Aureliano Pertile fu tenore verdiano per definizione. Radames, Manrico, don Alvaro furono caposaldi della carriera del tenore padovano e sono oggi paradigmi dell’interpretazione verdiana. A fine carriera, forse tardi per il metus che il personaggio incuteva Pertile affrontò anche Otello. Non cantò mai don Carlo, ritenendo forse l’infante personaggio di scarso rilievo e neppure il protagonista di Ernani, l’unica opera del primo Verdi regolarmente rappresentata. Sui rifiuti o timori di Pertile, lo dico per informazione, si fondarono tre dei ruoli più praticati e meglio definiti da Francesco Merli, che abbiamo già proposto e celebrato come interprete verdiano.
Nel proporre Aureliano Pertile ci parevano scontati e ci auguriamo molto conosciuti ed apprezzati i suoi “cavalli di battaglia” ovvero Radames, Manrico e don Alvaro, che sono -passate la ripetizione- Storia del canto e dell’interpretazione e allora siamo approdati alla scena della borsa. Noto come il tenore di Toscanini, Pertile quando venne proposta in Scala la Traviata venne chiamato a cantare il ruolo, che i tenori non amano molto, del giovane innamorato. Il timbro di Pertile, ingrato in natura, forse non è nel nostro immaginario quello del giovane che fa conoscere l’amore a chi l’amore vende, ma Pertile è Pertile e riesce ad essere estatico ed affettuoso nell’aria e svetta, tenore lirico spinto nella scena cosiddetta della borsa, dove con un tempo lentissimo (quello di Toscanini?, voglio crederlo) scandisce il doloroso furore del deluso amante con suoni tutti avanti, tutti nitidi, tutti risonanti e squillanti, rendendo il senso della grande apostrofe e del furore.

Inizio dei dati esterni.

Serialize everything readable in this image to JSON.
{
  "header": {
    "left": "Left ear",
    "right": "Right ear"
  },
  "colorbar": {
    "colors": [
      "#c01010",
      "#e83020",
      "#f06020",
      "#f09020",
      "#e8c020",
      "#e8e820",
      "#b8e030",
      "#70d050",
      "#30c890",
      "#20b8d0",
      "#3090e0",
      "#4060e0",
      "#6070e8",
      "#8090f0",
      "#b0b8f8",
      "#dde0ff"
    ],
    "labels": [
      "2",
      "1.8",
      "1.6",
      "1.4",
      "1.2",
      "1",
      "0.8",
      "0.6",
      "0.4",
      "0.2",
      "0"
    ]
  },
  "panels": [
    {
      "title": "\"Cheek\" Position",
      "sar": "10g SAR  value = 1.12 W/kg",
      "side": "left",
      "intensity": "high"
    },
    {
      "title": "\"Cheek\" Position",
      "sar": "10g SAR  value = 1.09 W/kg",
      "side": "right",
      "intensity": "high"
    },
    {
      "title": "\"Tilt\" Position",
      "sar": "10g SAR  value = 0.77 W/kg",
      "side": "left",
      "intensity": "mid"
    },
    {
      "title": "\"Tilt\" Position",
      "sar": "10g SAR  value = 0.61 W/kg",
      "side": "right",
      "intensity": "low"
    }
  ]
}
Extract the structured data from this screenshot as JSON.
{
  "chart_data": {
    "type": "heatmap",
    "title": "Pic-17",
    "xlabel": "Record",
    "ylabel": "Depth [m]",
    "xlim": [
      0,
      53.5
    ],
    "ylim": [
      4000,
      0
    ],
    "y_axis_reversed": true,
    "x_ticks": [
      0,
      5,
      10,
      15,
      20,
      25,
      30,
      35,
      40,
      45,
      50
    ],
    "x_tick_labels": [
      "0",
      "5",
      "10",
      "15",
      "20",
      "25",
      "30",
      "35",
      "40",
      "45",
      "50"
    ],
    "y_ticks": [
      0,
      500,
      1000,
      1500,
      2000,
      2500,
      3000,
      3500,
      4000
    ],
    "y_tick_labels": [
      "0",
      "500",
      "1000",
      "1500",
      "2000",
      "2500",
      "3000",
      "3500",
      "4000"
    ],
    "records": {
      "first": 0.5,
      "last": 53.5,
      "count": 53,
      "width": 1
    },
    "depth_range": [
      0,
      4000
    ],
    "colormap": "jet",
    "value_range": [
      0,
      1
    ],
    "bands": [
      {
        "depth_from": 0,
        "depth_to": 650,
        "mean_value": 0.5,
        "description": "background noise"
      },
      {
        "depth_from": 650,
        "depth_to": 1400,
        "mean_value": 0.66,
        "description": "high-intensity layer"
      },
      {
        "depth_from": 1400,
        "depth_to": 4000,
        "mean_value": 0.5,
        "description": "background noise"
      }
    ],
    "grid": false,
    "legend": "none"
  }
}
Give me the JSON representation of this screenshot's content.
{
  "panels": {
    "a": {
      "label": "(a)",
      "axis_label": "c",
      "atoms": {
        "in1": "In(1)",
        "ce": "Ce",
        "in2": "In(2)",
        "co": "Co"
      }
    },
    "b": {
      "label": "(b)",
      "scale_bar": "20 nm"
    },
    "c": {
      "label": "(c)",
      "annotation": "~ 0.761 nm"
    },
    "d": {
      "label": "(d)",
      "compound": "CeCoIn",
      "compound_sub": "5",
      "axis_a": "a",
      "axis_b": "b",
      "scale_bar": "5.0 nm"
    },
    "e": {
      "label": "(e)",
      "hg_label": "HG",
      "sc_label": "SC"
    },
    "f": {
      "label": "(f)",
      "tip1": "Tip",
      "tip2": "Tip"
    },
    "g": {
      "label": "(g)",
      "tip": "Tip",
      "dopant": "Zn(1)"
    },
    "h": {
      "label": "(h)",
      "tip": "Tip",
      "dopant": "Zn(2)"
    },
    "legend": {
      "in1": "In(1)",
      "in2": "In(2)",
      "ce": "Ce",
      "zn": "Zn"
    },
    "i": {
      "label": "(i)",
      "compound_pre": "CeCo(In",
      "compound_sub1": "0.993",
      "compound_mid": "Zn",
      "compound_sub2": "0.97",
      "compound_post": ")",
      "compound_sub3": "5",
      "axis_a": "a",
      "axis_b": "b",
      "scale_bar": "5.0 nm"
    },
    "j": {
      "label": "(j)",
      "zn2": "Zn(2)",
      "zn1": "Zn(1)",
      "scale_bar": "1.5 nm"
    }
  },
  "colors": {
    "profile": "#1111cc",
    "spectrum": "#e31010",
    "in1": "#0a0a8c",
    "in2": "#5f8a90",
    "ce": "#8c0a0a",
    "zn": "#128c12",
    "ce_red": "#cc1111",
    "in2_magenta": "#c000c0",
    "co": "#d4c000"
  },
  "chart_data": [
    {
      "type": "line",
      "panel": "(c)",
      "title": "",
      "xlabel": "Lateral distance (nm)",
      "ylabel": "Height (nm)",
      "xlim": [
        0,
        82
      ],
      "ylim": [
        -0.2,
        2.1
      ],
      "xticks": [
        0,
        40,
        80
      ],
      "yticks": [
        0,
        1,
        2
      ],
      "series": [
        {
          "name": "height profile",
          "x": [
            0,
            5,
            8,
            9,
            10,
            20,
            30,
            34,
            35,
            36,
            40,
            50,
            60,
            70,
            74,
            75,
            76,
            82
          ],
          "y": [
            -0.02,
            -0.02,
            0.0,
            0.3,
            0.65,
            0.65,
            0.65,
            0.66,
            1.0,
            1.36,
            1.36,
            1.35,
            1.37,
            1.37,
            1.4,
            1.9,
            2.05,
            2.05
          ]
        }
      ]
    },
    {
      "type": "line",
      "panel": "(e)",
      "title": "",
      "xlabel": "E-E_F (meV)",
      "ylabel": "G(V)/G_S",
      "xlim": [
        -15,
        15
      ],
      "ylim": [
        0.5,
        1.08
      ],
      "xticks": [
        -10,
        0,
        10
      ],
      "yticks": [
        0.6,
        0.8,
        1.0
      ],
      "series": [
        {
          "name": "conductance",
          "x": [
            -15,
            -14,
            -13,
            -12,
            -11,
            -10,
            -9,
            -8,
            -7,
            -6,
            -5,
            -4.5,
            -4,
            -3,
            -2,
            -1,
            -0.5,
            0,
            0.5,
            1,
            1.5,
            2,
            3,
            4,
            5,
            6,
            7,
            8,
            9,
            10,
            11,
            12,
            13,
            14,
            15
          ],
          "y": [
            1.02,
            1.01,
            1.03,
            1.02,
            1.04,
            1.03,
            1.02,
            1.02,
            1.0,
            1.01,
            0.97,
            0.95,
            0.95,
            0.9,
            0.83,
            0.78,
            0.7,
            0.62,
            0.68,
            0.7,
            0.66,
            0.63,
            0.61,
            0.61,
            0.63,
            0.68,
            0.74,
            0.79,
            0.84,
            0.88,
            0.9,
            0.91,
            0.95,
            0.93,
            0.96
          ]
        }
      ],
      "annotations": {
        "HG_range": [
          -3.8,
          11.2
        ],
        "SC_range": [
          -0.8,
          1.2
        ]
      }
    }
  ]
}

Anni fa un impreparato ed improvvisato tenore verdiano ha dichiarato che il Duca, Alfredo e Manrico sono scritti per lo stesso tenore. La verità è ben differente e perché i primi interpreti furono nell’ordine Raffaele Mirate, Lodovico Graziani, Carlo Baucardè e perché l’assunto del tenore serviva solo a giustificare un Manrico fiacco e bolso. Però quando penso ad Aureliano Pertile o a Giacomo Lauri Volpi, e potrei anche metterci Tucker e Bergonzi, ovvero il gotha del tenore verdiano l’assunto ha anche senso.